Says Le Pankakov, "That's totally bogus. Six minutes is nothing. I went to Six Flags Magic Mountain and hated every single person there before I even entered the park. And I continued hating them all during my entire horrible day of overpriced goods, three-hour waits for coasters, incredible heat, and amazingly stupid employees and park visitors. The record should be mine, and it's a farce that it isn't being recognized."

Said S. Mathias Berger III, president of the International Consortium of Getting Pissed Off at Every Single Patron of an Amusement Park and Wanting to Strangle Them All With Your Bare Hands (ICGPOESPAPWSTAWYBH), "we have looked into Mr. Le Pankakov's claims, and unfortunately we did not have any official observers on-site. Without our trained staff being on hand to acknowledge a record-setting performance, we simply cannot accept this as the official record."
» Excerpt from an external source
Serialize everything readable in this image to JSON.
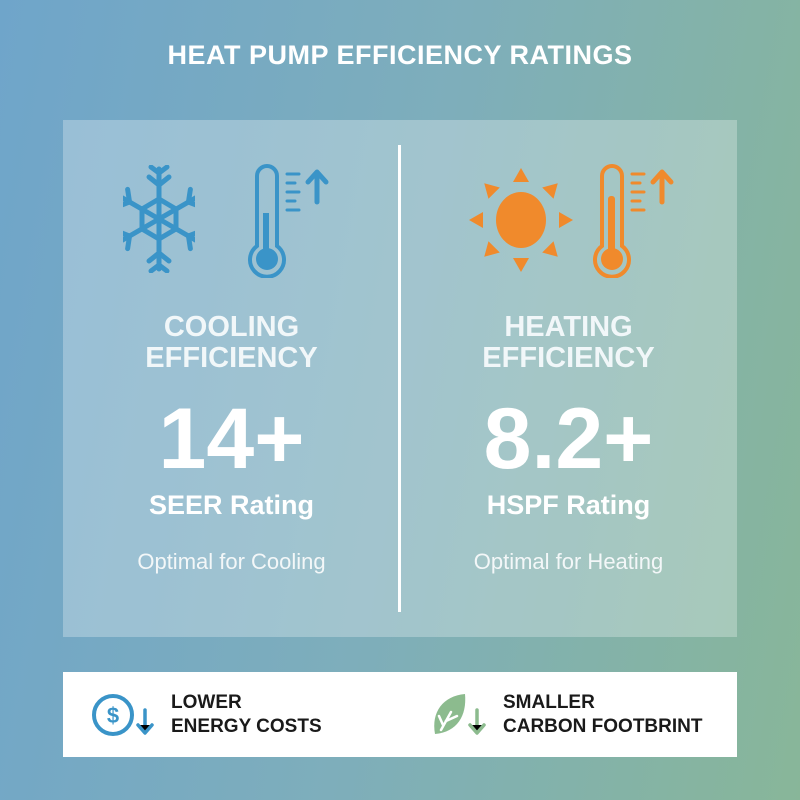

When queried by ARN&R, Berger agreed that it was possible for the record to be broken in the manner described by Le Pankakov. "We certainly can't count into the negatives to measure high levels of irritation achived in the parking lot," he said, "but in this case the timers would have begun right as he got through the security gate into the park proper. This could potentially result in a record in the mere seconds."

Berger further noted that the staff of his organization "would never be stupid enough to go to a Six Flags park on a Saturday in July, regardless of whether any records might or might not be broken," and therefore he had no clue why Le Pankakov would have expected any of them to be there to witness his stunning feat.